As Big Data grows into something larger than life, Hadoop has evolved from a blunt instrument into an elegant platform capable of supporting the most advanced data-processing technologies in the world. And with over 14,000 servers running in our Hadoop warehouse, Rocket Fuel’s data infrastructure is among the most advanced and scalable anywhere.
That’s why when engineering teams worldwide flocked to the Hadoop Summit to find out what’s new with Hadoop 2.0’s omnipresent platform, Rocket Fuel’s presentations garnered some of the most intense interest. The scale and velocity with which we run our predictive technologies presents a set of unique challenges that those with the Herculean task of maintaining a large-scale distribution system were eager to explore.
Below, download our presentations and find out what Rocket Fuel's Big Data experts had to share at this year's Hadoop Summit.
Title: Hado“OPS” or Had “oops”
Track: Hadoop Deployment & Operations
Focus: Highly Technical
Authors: Kishore Yellamraju and Abhijit Pol
Maintaining large-scale distributed systems is a herculean task and Hadoop is no exception. The scale and velocity that we operate at Rocket Fuel presents a unique challenge. We observed 5 fold PB growth in our data and 5 fold number of machines, all in just a year’s time. As Hadoop became a critical infrastructure at Rocket Fuel, we had to ensure scale and high availability so our reporting, data mining, and machine learning could continue to excel. We also had to ensure business continuity with disaster recovery plans in the face of this drastic growth. In this presentation, we will discuss what worked well for us and what we learned 9the hard way). Specifically, we will (a) describe how we automated installation and dynamic configuration using Puppet and InfraDB (b) describe the performance tuning for scaling Hadoop (c) talk about the good, bad, and ugly of scheduling and multi-tenancy (d) detail some of the hard-fought issues (e) brief our Business-Continuity Plans and Disaster Recovery (f) touch upon how we monitor our Monster Hadoop cluster, and finally, (g) share our experience of Yarn-at-Scale at Rocket Fuel.

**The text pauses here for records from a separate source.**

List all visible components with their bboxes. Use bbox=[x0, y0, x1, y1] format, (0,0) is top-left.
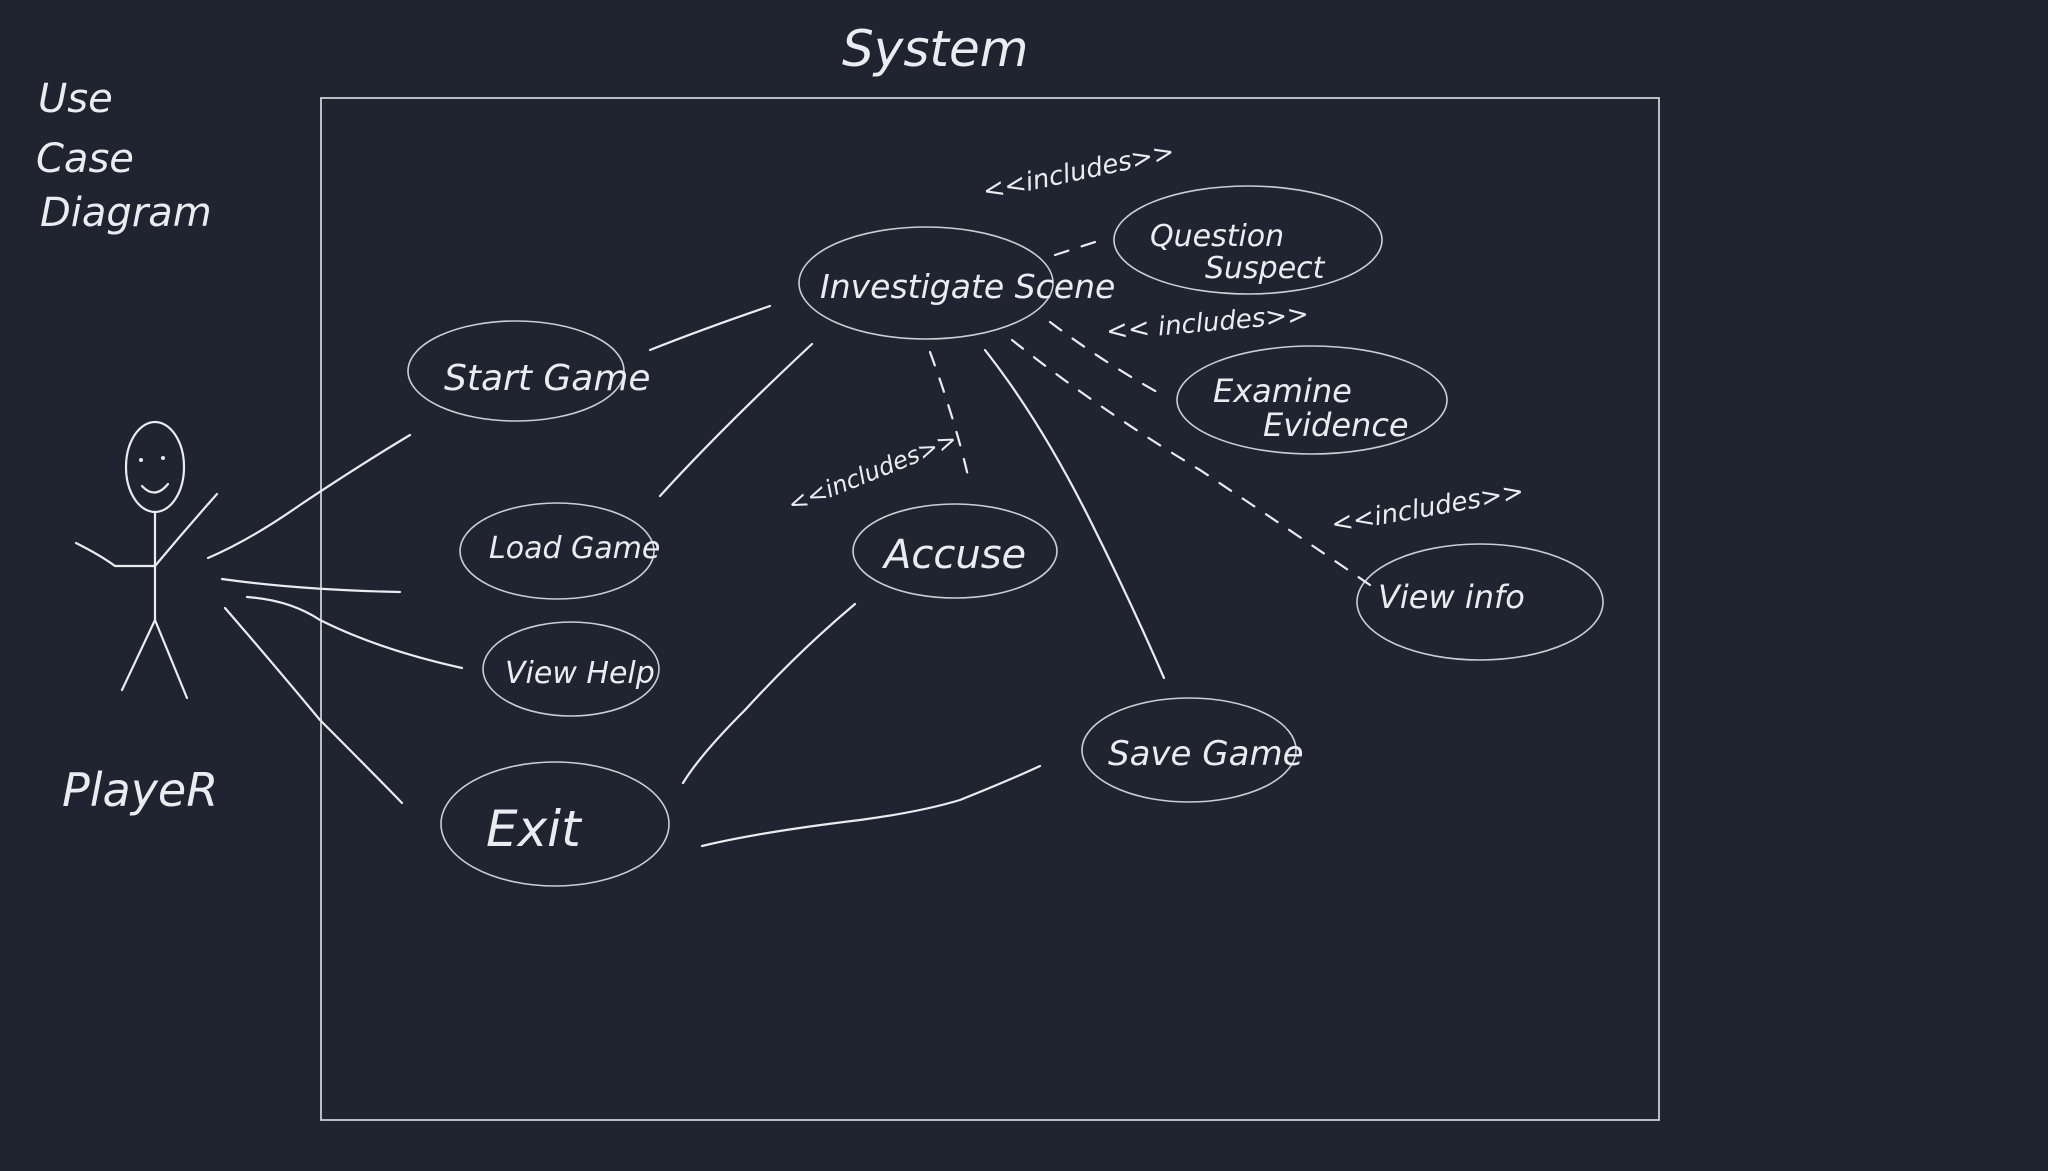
examine-evidence-ellipse bbox=[1176, 345, 1448, 455]
include-relations: <<includes>> << includes>> <<includes>> … bbox=[784, 137, 1526, 587]
save-game-ellipse bbox=[1081, 697, 1297, 803]
dash-investigate-question bbox=[1053, 240, 1097, 257]
examine-evidence-label-2: Evidence bbox=[1263, 406, 1409, 444]
dash-investigate-examine bbox=[1048, 320, 1159, 394]
include-label-view-info: <<includes>> bbox=[1329, 477, 1526, 540]
use-case-question-suspect: Question Suspect bbox=[1113, 185, 1383, 295]
exit-ellipse bbox=[440, 761, 670, 887]
question-suspect-ellipse bbox=[1113, 185, 1383, 295]
assoc-load-game bbox=[220, 577, 402, 594]
assoc-start-game bbox=[206, 433, 412, 560]
include-label-examine: << includes>> bbox=[1105, 299, 1310, 347]
investigate-scene-ellipse bbox=[798, 226, 1054, 340]
view-help-label: View Help bbox=[505, 656, 655, 691]
actor-player: PlayeR bbox=[62, 420, 219, 817]
line-exit-to-save bbox=[700, 764, 1042, 848]
examine-evidence-label-1: Examine bbox=[1213, 372, 1352, 410]
assoc-view-help bbox=[245, 595, 464, 670]
use-case-save-game: Save Game bbox=[1081, 697, 1303, 803]
use-case-accuse: Accuse bbox=[852, 503, 1058, 599]
actor-arms bbox=[74, 492, 219, 568]
line-accuse-to-exit bbox=[681, 602, 857, 785]
dash-investigate-accuse bbox=[928, 350, 970, 478]
use-case-investigate-scene: Investigate Scene bbox=[798, 226, 1115, 340]
include-label-question: <<includes>> bbox=[980, 137, 1177, 207]
view-info-label: View info bbox=[1378, 578, 1525, 616]
accuse-ellipse bbox=[852, 503, 1058, 599]
actor-label: PlayeR bbox=[62, 763, 218, 817]
exit-label: Exit bbox=[486, 800, 583, 858]
actor-head bbox=[124, 420, 186, 514]
start-game-label: Start Game bbox=[444, 358, 651, 399]
use-case-view-help: View Help bbox=[482, 621, 660, 717]
investigate-scene-label: Investigate Scene bbox=[820, 267, 1115, 306]
use-case-exit: Exit bbox=[440, 761, 670, 887]
start-game-ellipse bbox=[407, 320, 625, 422]
question-suspect-label-2: Suspect bbox=[1205, 251, 1326, 286]
actor-eye-left bbox=[139, 458, 143, 462]
line-investigate-to-save bbox=[983, 348, 1166, 680]
use-case-view-info: View info bbox=[1356, 543, 1604, 661]
system-boundary bbox=[320, 97, 1660, 1121]
diagram-title: Use Case Diagram bbox=[36, 76, 212, 236]
use-case-load-game: Load Game bbox=[459, 502, 660, 600]
line-load-to-investigate bbox=[658, 342, 814, 498]
load-game-ellipse bbox=[459, 502, 655, 600]
question-suspect-label-1: Question bbox=[1150, 219, 1284, 254]
assoc-exit bbox=[223, 606, 404, 805]
view-help-ellipse bbox=[482, 621, 660, 717]
system-label: System bbox=[842, 20, 1028, 78]
use-case-associations bbox=[648, 304, 1166, 848]
save-game-label: Save Game bbox=[1108, 734, 1303, 774]
accuse-label: Accuse bbox=[881, 532, 1026, 578]
load-game-label: Load Game bbox=[489, 531, 660, 566]
title-line-3: Diagram bbox=[40, 190, 212, 236]
actor-smile bbox=[140, 482, 170, 494]
view-info-ellipse bbox=[1356, 543, 1604, 661]
dash-investigate-view-info bbox=[1010, 338, 1372, 587]
title-line-2: Case bbox=[36, 136, 134, 182]
line-start-to-investigate bbox=[648, 304, 772, 352]
use-case-examine-evidence: Examine Evidence bbox=[1176, 345, 1448, 455]
actor-associations bbox=[206, 433, 464, 805]
title-line-1: Use bbox=[38, 76, 113, 122]
actor-eye-right bbox=[161, 456, 165, 460]
use-case-start-game: Start Game bbox=[407, 320, 651, 422]
actor-legs bbox=[120, 618, 189, 700]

Title: How did you know this Ad will be relevant for me?!
Track: Data Science & Hadoop
Focus: Mostly Technical/Some Business
Authors: Savin Goyal and Sivasankaran Chandrasekar
Predicting the most relevant ad at any point in time for every individual is how Rocket Fuel optimizes ROI for an advertiser. One of the factors influencing this prediction is a consumer's online interactions and behavioral profile. With more than 45 billion interactions being processed daily, this data runs into several Petabytes in our Hadoop warehouse. Running machine-learning algorithms and Artificial Intelligence on this vast scale requires many practical issues to be addressed. First, behavioral patterns are shortlived, so to accurately reflect the tendencies of a consumer, we need to curate and refresh his or her profiles as quickly as possible while avoiding multiple scans over the raw data and dealing with issues like transient system outages. Second, we must address the difficulty of building models utilizing behavioral profiles without overwhelming our Hadoop cluster. At this scale, frequent refreshes of several models can place an undue burden on even a thousand-node cluster. In this talk, we will dive into (a) the practical challenges involved in designing a highly scalable and efficient solution to build behavioral profiles using Hadoop framework and (b) techniques for ensuring reliability and availability of mission-critical machine-learning pipelines.